La foule est compacte, mais plutôt calme. C’est donc dans la fosse que Jamie T se lance, micro en main, pour interpréter 368, extrait de Kings and Queens. Le Londonien, originaire de Wimbledon, paye de sa personne pour semer la zizanie dans le public : il saute, hurle, bouscule tout le monde, transformant peu à peu le Divan du Monde en un amusant champ de bataille. L’ambiance se détend, les blagues fusent, le musicien alpague le public, répond à ses vannes (« Hé Jamie, je connais bien ta mère » ; « hé branleur, je connais plutôt bien ta meuf aussi tu sais« ) et tente même d’arranger de potentielles histoires d’amour dans la fosse.
Au-delà de sa capacité à mettre le bordel dans une salle en moins de trois morceaux, c’est pourtant l’aptitude de Jamie T et de son groupe à jongler avec les styles, les codes et les personnages qui surprend. Depuis la sortie de Panic Prevention, son premier album, on savait déjà le jeune chav capable de grandes choses.
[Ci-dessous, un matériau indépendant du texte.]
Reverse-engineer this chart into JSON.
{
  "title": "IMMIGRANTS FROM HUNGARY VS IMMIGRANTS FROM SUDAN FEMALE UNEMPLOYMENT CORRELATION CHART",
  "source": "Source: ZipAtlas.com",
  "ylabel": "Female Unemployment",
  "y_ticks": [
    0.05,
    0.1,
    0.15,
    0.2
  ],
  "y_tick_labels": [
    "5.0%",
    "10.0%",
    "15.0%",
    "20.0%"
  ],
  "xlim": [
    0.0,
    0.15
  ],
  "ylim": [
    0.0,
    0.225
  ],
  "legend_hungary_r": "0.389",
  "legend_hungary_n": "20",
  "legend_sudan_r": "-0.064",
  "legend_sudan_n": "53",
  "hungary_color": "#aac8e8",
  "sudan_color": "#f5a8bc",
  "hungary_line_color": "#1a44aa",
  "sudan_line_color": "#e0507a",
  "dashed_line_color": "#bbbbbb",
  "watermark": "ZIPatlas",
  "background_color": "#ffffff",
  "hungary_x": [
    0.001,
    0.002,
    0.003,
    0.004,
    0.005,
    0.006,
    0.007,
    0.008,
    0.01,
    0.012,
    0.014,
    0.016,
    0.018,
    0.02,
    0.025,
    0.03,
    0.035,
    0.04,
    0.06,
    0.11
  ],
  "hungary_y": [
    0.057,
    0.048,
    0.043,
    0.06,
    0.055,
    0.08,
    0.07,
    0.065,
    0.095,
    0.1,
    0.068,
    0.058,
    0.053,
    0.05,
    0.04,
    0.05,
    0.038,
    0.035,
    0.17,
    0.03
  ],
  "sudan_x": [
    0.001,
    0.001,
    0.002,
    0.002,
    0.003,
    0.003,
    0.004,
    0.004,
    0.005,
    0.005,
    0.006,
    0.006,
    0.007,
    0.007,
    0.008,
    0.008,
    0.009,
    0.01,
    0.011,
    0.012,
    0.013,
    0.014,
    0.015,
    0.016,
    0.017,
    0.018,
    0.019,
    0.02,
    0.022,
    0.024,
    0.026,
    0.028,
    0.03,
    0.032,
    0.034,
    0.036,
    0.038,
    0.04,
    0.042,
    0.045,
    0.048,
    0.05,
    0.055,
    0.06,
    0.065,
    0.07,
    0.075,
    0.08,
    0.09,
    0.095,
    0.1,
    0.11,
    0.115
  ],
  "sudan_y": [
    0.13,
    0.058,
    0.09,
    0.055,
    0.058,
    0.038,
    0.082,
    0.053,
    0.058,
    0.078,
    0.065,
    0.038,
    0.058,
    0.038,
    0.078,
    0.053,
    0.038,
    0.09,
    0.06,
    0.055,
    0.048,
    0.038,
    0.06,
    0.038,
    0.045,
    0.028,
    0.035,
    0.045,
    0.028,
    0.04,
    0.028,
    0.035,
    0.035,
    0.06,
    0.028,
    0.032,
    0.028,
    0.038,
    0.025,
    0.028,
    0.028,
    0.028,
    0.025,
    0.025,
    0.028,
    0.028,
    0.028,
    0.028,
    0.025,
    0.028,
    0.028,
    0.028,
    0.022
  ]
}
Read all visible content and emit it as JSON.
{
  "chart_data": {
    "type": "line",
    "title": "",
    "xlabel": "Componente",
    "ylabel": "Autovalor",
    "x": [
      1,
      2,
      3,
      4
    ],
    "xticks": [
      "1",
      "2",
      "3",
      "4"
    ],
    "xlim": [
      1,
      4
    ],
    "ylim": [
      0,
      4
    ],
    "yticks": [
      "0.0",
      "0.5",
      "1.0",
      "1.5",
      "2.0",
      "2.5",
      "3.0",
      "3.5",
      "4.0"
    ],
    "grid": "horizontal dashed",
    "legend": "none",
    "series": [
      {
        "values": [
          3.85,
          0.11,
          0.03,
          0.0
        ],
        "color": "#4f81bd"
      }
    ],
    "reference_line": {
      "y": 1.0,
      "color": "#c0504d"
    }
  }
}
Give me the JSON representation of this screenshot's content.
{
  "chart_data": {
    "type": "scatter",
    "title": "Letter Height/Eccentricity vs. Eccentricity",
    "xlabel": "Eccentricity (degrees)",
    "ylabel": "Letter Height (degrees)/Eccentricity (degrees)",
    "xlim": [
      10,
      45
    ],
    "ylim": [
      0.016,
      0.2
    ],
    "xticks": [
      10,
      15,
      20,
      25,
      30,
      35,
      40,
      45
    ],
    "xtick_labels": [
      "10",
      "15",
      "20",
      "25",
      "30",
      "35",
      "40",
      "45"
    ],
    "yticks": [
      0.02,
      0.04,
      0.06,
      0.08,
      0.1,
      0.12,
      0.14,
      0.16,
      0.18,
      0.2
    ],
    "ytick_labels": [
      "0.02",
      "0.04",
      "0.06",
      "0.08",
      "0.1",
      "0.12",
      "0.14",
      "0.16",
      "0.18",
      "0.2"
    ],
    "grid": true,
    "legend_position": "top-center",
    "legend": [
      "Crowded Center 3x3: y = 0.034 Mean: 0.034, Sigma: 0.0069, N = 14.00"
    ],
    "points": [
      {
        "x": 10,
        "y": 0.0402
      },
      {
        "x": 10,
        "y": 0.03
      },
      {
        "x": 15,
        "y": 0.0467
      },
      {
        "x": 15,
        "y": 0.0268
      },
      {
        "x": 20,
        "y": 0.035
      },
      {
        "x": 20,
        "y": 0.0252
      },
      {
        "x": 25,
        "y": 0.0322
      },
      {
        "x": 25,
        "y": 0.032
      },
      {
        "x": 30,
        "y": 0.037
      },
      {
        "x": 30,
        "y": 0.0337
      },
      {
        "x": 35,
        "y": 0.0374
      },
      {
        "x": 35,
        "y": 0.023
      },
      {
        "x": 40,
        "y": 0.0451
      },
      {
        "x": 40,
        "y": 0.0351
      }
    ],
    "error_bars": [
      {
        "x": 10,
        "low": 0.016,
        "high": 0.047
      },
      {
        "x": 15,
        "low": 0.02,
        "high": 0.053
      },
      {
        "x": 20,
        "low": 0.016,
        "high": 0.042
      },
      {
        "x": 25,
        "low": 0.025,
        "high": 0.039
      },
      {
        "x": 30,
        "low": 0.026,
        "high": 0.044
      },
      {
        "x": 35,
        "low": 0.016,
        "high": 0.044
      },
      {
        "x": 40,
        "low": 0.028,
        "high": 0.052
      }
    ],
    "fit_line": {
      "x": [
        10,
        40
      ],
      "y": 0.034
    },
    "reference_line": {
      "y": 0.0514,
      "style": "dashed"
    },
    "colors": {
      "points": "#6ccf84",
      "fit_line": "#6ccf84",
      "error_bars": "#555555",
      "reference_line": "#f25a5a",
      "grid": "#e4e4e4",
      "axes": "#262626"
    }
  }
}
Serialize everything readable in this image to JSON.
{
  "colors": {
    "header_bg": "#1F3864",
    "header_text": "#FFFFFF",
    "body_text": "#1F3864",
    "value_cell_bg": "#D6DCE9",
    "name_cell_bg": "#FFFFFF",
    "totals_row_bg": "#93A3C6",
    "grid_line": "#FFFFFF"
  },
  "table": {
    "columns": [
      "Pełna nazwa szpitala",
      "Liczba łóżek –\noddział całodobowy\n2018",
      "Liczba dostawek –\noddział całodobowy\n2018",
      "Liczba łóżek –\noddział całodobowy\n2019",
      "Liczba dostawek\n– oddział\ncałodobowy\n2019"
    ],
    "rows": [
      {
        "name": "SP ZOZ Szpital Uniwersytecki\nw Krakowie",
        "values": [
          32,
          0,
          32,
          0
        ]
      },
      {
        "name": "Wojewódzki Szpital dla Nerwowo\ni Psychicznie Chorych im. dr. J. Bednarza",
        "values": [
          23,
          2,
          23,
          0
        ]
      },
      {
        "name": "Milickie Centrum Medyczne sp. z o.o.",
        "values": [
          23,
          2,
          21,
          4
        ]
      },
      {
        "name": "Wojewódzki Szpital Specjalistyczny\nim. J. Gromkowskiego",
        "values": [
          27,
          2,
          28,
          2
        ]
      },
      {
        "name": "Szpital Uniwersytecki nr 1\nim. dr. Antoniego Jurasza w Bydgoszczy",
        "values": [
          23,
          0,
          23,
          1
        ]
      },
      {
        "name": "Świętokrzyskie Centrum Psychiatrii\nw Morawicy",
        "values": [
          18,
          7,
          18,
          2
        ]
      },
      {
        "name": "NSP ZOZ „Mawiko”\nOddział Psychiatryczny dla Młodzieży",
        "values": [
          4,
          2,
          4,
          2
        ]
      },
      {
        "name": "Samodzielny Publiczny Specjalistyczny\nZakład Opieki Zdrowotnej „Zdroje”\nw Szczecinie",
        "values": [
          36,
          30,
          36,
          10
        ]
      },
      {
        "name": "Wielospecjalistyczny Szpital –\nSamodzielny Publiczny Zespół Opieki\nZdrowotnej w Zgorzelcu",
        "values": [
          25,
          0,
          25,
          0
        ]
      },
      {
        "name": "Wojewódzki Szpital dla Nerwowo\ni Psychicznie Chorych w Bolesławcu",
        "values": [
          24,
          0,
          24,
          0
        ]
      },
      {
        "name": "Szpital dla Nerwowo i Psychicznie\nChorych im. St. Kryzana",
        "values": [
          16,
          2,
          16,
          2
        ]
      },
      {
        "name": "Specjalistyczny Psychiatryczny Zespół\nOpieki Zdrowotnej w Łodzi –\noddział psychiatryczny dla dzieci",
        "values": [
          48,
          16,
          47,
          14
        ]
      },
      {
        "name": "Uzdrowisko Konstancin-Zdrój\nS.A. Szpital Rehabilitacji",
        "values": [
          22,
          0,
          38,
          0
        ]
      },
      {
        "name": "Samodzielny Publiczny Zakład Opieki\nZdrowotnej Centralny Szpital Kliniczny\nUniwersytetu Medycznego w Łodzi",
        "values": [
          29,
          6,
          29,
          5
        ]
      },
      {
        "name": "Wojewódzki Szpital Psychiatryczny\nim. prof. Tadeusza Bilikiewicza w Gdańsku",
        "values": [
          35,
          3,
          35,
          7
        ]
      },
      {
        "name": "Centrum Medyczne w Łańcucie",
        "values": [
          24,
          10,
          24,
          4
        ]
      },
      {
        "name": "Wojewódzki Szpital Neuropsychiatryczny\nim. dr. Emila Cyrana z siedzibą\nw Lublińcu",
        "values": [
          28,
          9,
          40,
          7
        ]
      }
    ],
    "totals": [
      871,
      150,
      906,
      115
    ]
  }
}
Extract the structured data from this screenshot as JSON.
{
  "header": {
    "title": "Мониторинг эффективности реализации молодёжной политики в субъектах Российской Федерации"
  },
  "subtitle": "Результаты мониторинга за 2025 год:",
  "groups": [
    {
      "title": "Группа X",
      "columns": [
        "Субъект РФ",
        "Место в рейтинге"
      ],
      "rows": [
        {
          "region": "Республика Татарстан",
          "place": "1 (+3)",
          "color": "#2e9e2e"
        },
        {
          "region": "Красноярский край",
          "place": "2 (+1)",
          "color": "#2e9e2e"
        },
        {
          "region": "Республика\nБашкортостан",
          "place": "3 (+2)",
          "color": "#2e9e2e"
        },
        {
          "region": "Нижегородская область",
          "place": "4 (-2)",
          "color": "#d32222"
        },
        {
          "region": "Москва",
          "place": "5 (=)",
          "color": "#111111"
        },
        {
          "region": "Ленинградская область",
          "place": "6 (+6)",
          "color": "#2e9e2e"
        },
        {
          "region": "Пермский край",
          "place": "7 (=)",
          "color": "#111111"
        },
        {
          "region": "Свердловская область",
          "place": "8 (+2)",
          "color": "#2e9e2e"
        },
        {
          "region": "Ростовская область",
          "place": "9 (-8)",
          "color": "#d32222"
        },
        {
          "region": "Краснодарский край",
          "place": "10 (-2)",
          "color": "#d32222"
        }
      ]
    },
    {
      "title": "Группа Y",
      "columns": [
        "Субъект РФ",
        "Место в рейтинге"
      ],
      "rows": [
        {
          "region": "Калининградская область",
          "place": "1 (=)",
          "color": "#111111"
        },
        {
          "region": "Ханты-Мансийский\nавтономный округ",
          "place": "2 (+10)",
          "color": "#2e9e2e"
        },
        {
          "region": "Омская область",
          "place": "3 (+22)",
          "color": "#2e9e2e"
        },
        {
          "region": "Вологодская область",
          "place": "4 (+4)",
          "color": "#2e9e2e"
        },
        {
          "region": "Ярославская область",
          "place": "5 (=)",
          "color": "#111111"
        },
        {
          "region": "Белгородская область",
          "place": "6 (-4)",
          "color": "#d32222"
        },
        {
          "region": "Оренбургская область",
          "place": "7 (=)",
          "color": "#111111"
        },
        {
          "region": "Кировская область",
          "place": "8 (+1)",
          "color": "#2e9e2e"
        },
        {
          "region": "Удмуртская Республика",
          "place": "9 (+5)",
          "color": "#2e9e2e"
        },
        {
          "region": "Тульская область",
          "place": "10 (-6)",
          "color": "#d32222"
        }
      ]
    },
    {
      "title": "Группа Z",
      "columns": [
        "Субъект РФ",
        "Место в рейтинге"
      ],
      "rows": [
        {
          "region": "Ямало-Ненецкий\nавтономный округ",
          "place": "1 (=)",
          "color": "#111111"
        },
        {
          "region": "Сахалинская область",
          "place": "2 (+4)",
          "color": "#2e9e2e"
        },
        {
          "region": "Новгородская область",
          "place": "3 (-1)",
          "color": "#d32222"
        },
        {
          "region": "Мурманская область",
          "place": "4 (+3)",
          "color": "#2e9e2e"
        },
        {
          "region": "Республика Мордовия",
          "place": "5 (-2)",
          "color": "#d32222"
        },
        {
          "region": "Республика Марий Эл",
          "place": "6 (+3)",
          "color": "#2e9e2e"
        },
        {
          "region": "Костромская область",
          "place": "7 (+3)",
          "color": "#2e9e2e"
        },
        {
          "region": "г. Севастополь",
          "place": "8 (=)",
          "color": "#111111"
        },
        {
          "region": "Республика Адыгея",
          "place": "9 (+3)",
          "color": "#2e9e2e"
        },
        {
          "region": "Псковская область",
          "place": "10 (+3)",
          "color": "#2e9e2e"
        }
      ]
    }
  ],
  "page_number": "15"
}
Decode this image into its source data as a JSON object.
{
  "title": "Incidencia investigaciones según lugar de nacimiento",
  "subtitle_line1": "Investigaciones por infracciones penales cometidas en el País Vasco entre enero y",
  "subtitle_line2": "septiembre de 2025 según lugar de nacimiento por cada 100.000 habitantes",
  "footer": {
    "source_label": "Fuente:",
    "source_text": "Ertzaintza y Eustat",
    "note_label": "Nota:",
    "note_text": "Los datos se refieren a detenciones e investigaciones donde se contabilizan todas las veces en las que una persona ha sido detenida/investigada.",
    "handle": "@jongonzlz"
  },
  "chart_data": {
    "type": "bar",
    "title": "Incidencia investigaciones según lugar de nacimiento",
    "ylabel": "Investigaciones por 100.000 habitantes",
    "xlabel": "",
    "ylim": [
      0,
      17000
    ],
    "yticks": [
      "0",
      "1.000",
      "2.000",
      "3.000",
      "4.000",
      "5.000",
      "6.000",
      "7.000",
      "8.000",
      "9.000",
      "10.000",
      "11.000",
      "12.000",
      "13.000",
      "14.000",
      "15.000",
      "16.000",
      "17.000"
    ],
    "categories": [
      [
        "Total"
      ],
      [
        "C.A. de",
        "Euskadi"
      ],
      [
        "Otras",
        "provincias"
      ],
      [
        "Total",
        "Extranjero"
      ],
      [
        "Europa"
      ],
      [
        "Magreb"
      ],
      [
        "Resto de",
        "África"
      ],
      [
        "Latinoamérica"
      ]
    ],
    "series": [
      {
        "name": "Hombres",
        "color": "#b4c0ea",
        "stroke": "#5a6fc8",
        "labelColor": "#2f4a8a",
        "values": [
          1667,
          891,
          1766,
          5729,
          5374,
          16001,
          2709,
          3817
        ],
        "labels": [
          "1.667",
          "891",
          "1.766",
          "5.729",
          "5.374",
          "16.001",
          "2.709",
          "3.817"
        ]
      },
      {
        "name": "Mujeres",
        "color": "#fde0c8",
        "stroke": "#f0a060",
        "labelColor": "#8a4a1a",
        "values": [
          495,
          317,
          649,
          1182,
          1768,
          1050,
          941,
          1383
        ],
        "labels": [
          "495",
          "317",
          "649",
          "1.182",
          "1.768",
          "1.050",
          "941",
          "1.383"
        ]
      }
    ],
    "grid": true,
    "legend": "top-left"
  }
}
Après des centaines de concerts enchaînés, des heures passées à engloutir toutes la discographie du Clash et de Fela Kuti et des rencontres mémorables (Damon Albarn notamment, dont il est le parfait petit cousin), le blanc bec est passé au niveau supérieur : sans perdre sa griffe particulière et son don pour jouer avec les mots, l’Anglais a su emmener sa musique hors des frontières de l’Angleterre et passe désormais, sur scène, du rock au rap, du ska à l’acoustique sans le moindre problème – les sublimes Emily’s Heart et Back In The Game, jouées seul pratiquement a cappella, mettant une fois de plus en lumière ses talents de songwritter. Jamie T change de costumes aussi vite qu’il chante, le tout avec une habileté et un naturel déconcertant. Salvador, So Lonely Was The Ballad, Earth, Wind & Fire et British Intelligence défilent presque méconnaissables et c’est tout un pan de la musique qui se déroule avec elles.
[attachment id=298]Ce qui frappe le plus reste cependant la filiation punk du jeune homme. En bon descendant de Joe Strummer (même bagout, même arrogance, même présence électrique), Jamie T paraît tout droit sorti de la fin des années 70, de laquelle il a hérité sa brutalité, sa nervosité et son esprit no limit. Bien campé dans ses baskets, le musicien semble capable de tout renverser en une poignée de secondes. L’équilibre précaire qui règne pendant Spider’s Web, l’une des plus belles réussites de Kings and Queens jouée en début de rappel, bascule d’ailleurs lorsque la troupe enchaîne coup sur coup Sheila, Chaka Demus et Sticks ‘n’ Stones dans un profond chaos. Jamie T se jette à plusieurs reprises dans la fosse jusqu’à laisser venir la foule à lui pour une stage invasion décousue. Une bonne trentaine de personnes prend d’assaut la scène, empêchant même le Britannique de chanter son dernier titre jusqu’au bout. Il finira par le faire en sueur, guitare à moitié débranchée et micro tenu par l’une des spectatrices. Punk is not dead. Il est même en pleine forme.